Il se sent rougir comme une écolière, et se retrouve soudainement bien bête. Qui est cet homme qui se laisse aller dans les bras d’un homme, qui lui dit des phrases plein de promesses avec des étoiles dans les yeux ? Finn n’aurait jamais pensé qu’il serait dans cette position, un jour, dans sa vie. Et le pire, c’est qu’il n’a aucun regret : d’ailleurs, il ne s’en rend pas compte, mais c’est également la première fois, depuis qu’il a commencé à prendre régulièrement de la cocaïne, qu’il ne ressent aucun manque parcourir son corps et envahir ses sens. En ce moment même, il a une nouvelle addiction, et elle s’appelle Caleb Ollivander. S’il est bien entendu naïf de penser qu’il puisse balayer des années d’accoutumance grâce aux beaux yeux d’un homme, aussi fantastique soit-il, c’est un pas en avant, pour lui, que d’imaginer une seule seconde se passer de poudre blanche pour pouvoir passer le plus de temps possible avec le cuisinier.

- Je vais être invivable, j’espère que t’en as conscience. Je vais coucher avec… plein de gens. Je vais me bourrer la gueule, être tellement torché que t’auras honte d’être en ma présence, et plus me rappeler de ce que j’aurai fais la veille.

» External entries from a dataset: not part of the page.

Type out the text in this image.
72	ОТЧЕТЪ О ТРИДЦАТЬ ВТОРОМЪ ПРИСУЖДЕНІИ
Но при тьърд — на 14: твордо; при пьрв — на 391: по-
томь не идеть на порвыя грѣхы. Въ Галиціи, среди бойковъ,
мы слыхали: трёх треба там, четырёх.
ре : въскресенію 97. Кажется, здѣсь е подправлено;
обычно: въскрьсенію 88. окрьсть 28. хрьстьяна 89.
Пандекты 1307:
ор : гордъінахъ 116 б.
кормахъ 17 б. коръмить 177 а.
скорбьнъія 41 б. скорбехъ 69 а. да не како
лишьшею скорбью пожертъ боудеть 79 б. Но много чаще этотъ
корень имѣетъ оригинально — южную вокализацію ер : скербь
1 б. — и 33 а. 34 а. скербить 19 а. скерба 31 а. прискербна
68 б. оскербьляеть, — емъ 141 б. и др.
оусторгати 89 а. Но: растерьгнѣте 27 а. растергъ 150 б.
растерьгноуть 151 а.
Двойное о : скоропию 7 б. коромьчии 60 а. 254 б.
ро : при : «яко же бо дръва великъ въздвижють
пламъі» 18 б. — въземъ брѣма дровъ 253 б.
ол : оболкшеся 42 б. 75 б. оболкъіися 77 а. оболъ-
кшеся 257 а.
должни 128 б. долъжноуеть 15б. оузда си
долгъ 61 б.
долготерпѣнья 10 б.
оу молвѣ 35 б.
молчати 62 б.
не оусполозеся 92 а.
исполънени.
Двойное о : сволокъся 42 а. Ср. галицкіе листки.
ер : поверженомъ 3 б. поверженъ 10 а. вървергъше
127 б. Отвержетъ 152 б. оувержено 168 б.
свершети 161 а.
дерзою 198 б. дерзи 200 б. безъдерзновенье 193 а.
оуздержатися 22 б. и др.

Je vais râler, beaucoup. Et tout ça, c’est que la surface de ce que je vais te faire vivre. Les trucs qui comptent pas vraiment. Tu vas m’en vouloir de te cacher des choses, parce que je suis pas prêt à t’en parler tout de suite. Et tu vas vouloir m’aider, et je vais t’en vouloir, et on va s’engueuler… Il inspire longuement. Tant pis putain, t’as raison. J’en sais rien, en fait. »

Ses mains, qui entouraient auparavant le cou de son amant, glissent maintenant le long de ses tempes. Et il l’embrasse, encore et encore. Il ne peut plus s’en passer.